Sin embargo, eso era lo que había llamado la atención de Jake, era como los vestidos que solía llevar ella.

– ¿Tiene cigarrillos? -preguntó el hombre con avidez.

Jake sostuvo el vestido frente a Lena. La cintura fruncida, la parte de arriba ablusada; tal como Lena había vestido siempre.

– Es bonito -dijo-. No te vendría mal.

– No, de verdad -insistió Lena, azorada, como si la estuvieran vistiendo en público y todo el mundo pudiera verla. Miró en derredor con la esperanza de ver a la policía militar con sus silbatos-. Lléveselo.

– Te sentaría muy bien.

Jake sacó un paquete de cigarrillos. ¿Cuál había dicho Hannelore que era la tarifa? Sin embargo, justo entonces apareció la policía militar, soldados británicos con porras blancas que dispersaban a la multitud como si fueran gallinas. El alemán agarró el paquete y le tiró el vestido a Jake.

– Mil gracias -dijo a toda prisa-. Una ganga, no lo lamentará. -Y echó a correr hacia el gran arco con el abrigo ondeando al viento.

– Oh, qué estupidez. Además, es demasiado. Un paquete entero.

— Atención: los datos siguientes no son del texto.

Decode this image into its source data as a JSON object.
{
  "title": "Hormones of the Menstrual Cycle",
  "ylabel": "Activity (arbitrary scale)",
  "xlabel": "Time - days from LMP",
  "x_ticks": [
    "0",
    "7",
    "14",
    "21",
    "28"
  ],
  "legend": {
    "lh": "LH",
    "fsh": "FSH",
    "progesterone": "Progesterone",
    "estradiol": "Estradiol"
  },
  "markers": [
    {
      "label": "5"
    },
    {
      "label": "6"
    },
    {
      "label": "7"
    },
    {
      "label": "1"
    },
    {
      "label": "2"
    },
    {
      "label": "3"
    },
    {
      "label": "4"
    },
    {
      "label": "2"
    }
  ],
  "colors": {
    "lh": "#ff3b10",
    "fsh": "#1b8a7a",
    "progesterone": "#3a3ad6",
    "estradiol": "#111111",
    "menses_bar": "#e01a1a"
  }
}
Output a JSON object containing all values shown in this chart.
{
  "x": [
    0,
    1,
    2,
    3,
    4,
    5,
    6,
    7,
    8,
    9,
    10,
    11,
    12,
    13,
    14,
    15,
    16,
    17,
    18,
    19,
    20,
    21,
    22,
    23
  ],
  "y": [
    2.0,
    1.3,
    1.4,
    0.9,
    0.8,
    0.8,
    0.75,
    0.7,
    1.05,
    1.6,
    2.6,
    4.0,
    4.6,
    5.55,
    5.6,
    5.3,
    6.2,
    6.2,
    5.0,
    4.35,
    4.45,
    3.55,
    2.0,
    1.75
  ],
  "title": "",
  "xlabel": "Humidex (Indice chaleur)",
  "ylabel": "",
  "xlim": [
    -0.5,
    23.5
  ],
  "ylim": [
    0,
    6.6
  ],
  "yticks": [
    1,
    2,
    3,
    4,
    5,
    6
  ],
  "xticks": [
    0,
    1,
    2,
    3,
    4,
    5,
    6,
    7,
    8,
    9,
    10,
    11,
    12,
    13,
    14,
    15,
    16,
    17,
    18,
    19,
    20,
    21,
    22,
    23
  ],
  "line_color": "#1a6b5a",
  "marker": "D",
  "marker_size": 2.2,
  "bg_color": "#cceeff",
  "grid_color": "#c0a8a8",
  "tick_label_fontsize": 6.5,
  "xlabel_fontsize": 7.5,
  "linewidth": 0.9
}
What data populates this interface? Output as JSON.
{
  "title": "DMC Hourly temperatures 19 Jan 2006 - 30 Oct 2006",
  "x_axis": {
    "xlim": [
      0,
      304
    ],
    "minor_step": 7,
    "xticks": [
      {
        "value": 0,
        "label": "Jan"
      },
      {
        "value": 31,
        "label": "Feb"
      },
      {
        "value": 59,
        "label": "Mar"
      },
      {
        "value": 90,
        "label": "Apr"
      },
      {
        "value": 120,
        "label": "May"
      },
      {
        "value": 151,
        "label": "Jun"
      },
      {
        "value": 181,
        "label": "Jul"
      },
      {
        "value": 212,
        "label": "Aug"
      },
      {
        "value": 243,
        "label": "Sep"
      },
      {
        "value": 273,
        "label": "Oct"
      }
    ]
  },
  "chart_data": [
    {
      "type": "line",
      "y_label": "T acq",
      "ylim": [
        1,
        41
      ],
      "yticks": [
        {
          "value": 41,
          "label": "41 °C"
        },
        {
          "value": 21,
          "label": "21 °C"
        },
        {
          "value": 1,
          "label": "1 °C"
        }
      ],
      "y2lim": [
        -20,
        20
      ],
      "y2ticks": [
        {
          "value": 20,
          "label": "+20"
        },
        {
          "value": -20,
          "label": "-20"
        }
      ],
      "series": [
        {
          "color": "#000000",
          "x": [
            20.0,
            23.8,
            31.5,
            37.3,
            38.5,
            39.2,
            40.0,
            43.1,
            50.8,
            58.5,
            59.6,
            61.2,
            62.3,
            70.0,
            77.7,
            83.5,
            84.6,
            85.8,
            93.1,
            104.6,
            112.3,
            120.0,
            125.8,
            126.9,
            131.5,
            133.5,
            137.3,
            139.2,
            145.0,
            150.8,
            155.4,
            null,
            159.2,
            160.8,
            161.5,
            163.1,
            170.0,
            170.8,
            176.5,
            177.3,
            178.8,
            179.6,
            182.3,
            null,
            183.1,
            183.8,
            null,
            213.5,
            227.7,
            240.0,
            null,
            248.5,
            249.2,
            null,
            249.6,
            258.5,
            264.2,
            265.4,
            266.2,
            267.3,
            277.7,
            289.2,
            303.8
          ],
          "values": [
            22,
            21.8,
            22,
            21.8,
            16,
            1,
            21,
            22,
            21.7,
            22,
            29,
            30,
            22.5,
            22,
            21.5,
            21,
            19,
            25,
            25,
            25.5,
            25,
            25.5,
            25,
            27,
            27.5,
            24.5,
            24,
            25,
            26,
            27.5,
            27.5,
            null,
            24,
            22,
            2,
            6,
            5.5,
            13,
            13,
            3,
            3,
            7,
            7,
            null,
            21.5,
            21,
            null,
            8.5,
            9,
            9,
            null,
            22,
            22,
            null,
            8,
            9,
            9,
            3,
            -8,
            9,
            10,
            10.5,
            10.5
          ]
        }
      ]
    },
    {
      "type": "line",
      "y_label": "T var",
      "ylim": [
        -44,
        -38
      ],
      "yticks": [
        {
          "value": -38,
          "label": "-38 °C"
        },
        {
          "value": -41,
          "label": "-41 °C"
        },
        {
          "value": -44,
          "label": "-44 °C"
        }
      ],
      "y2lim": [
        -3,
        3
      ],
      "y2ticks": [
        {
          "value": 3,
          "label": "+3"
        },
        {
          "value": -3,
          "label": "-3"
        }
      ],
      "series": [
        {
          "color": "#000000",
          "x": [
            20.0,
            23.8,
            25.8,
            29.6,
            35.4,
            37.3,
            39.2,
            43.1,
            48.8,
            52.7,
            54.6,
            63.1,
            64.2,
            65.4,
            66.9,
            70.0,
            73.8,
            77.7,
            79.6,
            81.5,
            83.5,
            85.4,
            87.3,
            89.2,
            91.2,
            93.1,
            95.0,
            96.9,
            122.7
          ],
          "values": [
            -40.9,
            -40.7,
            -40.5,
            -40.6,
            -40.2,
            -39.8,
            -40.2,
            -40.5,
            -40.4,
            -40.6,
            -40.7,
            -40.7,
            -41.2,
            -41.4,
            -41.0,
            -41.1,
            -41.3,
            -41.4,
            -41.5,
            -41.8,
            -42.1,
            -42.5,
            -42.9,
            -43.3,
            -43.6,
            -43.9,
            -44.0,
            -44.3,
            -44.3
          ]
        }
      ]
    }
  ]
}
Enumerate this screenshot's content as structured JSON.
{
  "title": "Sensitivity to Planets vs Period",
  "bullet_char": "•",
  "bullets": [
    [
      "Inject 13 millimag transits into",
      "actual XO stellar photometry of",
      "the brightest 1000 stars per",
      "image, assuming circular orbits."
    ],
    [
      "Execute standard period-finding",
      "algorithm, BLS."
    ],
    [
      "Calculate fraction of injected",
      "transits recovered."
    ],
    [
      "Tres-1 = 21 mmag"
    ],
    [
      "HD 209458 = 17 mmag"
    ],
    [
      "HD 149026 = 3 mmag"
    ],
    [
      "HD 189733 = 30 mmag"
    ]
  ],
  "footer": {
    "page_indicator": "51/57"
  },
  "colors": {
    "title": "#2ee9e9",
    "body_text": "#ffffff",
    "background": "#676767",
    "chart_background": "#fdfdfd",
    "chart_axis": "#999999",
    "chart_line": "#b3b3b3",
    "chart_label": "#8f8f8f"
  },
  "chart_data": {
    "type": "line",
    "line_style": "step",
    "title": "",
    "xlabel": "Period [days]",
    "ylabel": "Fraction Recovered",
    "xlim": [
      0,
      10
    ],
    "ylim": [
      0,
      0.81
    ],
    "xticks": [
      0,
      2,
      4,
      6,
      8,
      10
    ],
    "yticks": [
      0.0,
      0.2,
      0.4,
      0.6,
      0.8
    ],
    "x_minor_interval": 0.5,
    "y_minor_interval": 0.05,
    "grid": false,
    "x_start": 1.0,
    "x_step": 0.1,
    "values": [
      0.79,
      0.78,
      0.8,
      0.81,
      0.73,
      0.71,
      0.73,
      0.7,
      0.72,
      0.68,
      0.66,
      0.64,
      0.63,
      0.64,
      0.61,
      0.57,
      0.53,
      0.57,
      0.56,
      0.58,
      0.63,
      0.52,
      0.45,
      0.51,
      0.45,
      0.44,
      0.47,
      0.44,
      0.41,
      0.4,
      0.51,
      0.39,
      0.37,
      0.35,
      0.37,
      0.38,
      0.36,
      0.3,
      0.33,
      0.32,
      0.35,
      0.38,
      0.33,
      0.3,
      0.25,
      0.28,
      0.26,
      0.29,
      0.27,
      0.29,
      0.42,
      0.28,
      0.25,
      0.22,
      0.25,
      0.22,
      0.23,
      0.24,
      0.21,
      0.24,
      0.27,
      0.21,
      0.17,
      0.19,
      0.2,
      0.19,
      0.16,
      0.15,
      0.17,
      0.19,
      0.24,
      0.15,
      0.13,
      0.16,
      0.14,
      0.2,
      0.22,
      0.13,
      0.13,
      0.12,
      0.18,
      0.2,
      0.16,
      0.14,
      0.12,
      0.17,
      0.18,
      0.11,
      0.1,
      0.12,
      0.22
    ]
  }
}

– No pasa nada. Me siento rico. -La miró-. Hacía mucho que no te compraba nada.

Lena dobló el vestido.

– Mira, está arrugado.

– Te lo plancharé, estarás preciosa. -Le puso la mano en el pelo-. Con la melena suelta.

Ella lo miró.

– Ya no lo llevo así.

– A lo mejor un día, con horquillas -dijo, quitándole una.

Ella le apartó la mano.

– Ay, eres imposible. Ya nadie lo lleva así.

Regresaron al jeep. Pasaron por Charlottenburg, recorrieron largas avenidas en ruinas y con el aire lleno de polvo, hasta que al final vieron los árboles de las lindes de Grunewald y, más allá, el agua, donde el río se ensanchaba y formaba los lagos. Allí hacía menos calor, aunque no mucho menos. Las nubes cubrían el sol y el agua parecía una pizarra. La atmósfera seguía cargada de apático bochorno. En el viejo club de yates había banderas británicas, pero la leve brisa no lograba moverlas. Vieron dos barcas en el agua, quietas, con las velas tan inmóviles como dos pinceladas blancas en un cuadro. Sin embargo, por fin habían dejado atrás la ciudad. Frente a ellos no sólo estaban los amplios lagos y, al otro lado, las villas residenciales de Gatow, que se vislumbraban entre los árboles. Siguieron la carretera que bordeaba la orilla sin prestar atención a las zonas carbonizadas del bosque, oliendo los pinos, el aire limpio de antes.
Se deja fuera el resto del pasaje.